Barry Eichengreen laments about the lack of financial regulation as part of last Friday’s Merkel-Sarkozy proposal, and calls it a mystery. I certainly don't see it as such. The last three years have made it clear that both Europe and the United States have one single powerful coalition in economic policy-making: the financial sector. This must change.
Banks complain that their bashing has gone too far, but if one has followed policy-making around the world, one wonders if any bank-bashing ever even took place. Financial reforms both in the United States and Europe have been ineffective at solving the perverse incentives in banking. The financial sector retains political power in policy-making despite having failed in all of its social responsibilities: in providing liquidity, in allocating capital efficiently, and in managing risk. Providing liquidity, for banks, has meant encouraging over-indebtedness with high transaction costs when times are good, and freezing lending when recessions are nigh. Bankers will offer you an umbrella when, and only when, it’s sunny outside. Capital allocation is also all but efficient. Money has mostly flowed to consumption instead of investments with high returns. I don’t think I even need to mention risk mismanagement.
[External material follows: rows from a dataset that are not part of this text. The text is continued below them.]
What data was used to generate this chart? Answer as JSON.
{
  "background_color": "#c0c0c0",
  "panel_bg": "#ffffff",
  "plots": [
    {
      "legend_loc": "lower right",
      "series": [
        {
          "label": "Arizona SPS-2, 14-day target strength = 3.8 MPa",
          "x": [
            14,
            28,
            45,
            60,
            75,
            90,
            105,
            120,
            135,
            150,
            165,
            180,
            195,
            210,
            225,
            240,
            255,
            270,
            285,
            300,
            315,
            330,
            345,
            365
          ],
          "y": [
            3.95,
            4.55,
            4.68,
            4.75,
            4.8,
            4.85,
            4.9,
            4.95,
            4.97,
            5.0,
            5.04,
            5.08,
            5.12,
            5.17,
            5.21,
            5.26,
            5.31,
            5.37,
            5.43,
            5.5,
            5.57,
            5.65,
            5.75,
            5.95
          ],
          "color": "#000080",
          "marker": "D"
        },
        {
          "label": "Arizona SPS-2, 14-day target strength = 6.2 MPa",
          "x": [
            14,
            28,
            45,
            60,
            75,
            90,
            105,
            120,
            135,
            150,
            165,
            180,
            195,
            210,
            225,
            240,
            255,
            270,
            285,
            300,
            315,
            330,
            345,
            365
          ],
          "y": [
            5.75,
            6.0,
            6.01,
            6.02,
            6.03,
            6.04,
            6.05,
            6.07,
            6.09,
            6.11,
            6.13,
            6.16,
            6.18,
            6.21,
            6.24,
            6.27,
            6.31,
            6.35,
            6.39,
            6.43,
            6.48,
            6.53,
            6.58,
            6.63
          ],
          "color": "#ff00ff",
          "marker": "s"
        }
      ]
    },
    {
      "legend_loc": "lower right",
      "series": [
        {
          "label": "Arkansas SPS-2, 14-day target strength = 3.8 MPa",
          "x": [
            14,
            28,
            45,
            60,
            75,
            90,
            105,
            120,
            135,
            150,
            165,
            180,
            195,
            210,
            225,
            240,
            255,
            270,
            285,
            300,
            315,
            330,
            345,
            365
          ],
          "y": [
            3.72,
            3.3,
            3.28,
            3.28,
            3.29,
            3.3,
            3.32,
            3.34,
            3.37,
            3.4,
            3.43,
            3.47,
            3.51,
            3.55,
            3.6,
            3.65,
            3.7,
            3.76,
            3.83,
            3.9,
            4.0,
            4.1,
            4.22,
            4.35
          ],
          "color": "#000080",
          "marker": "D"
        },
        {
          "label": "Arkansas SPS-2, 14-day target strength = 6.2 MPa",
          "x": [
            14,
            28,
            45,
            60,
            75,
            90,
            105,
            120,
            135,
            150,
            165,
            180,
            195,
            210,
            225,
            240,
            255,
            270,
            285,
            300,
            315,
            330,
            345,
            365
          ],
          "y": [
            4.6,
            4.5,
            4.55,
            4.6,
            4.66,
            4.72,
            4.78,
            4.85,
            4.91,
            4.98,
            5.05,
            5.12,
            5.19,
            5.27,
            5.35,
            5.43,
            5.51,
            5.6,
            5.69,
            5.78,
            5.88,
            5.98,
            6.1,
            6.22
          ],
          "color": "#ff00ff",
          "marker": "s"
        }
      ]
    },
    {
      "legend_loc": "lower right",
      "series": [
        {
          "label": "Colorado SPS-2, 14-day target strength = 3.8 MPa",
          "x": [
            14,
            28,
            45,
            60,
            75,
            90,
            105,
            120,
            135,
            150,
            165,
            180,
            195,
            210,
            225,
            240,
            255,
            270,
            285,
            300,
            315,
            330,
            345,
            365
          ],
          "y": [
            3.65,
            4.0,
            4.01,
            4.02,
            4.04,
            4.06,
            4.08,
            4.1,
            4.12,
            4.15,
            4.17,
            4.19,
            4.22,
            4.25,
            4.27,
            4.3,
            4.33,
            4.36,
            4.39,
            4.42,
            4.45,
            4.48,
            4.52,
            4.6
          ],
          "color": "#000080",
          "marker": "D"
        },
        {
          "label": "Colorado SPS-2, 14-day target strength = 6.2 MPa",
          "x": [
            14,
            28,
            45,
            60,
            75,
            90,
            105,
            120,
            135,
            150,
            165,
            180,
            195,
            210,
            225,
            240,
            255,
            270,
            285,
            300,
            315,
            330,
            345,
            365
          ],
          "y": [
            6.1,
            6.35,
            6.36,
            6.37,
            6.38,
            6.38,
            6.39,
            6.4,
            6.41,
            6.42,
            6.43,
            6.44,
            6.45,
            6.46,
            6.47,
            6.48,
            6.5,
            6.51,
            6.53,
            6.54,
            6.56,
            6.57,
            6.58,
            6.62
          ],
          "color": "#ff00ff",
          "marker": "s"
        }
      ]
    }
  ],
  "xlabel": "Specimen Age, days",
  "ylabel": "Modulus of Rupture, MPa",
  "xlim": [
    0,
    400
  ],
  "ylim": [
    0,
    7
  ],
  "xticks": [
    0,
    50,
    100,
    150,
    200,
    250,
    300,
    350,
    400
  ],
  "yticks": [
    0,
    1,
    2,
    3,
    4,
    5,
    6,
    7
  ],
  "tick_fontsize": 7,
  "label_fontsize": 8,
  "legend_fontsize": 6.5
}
How is it possible that policy-making has been captured by banks that just caused the greatest recession after the Great Depression? One theory suggests that regulatory oversight by the electorate is a function of the salience and complexity of the issue area. Financial regulation has no doubt been a salient policy issue in the few years, but the complexity of the policy area means that the public is not demanding their elected officials to take any specific measures to regulate the sector. Of course, much of the complexity is just a smoke-screen invented by banks to shed off opposing coalitions to their interests.
The banks’ first preference is to have a global framework for financial regulation because they know that such a framework will produce weak regulation as a result of the least common denominator compromise among countries. However, banks also prefer national regulation over EU wide regulation because they fear that EU-level rules may be too stringent as well as make it hard to affect the outcome through lobbying. Domestic politics is safer because governments take care of their own – that is banks.
If we are to avoid catastrophic crises in the near future similar to the one we just had, as well as complete political capture of our governments by financial elites, we must build coalitions that stand against the financial sector. That simply means demanding more accountability from our elected officials why they have failed to regulate banks effectively. A European Citizens’ Initiative would also be a signal to policy-makers, although EU-wide financial regulation would finally have to be negotiated in the Council. We should not be intimidated by bankers’ threats to pull out their operations to countries with more favorable financial regulation. To the extent that they are managing savings and investments in Western countries, they are forced to follow national legislation, if they wanted to continue operation in those countries. I guarantee you they will. Similarly, money from emerging markets and developing countries should stay in those countries in the first place. After all, if banks claim to allocate capital efficiently, capital should flow to countries where it finds highest marginal productivity. That’s what Adam Smith’s invisible hand would do, if it existed.
More generally, the Franco-German ‘competitiveness pact’ hardly deserves its name. There is nothing in the proposal that will make the Union truly more competitive. Again, Barry Eichengreen is more optimistic than I am. However, I can't see how the productivity differentials can be corrected by abolishing wage-indexation. How does that stop inflation from creeping back to the periphery? It will certainly lower inflation, but in doing so it will drive a wedge between the poor whose income is mainly derived from a monthly salary and the rich who have other income sources.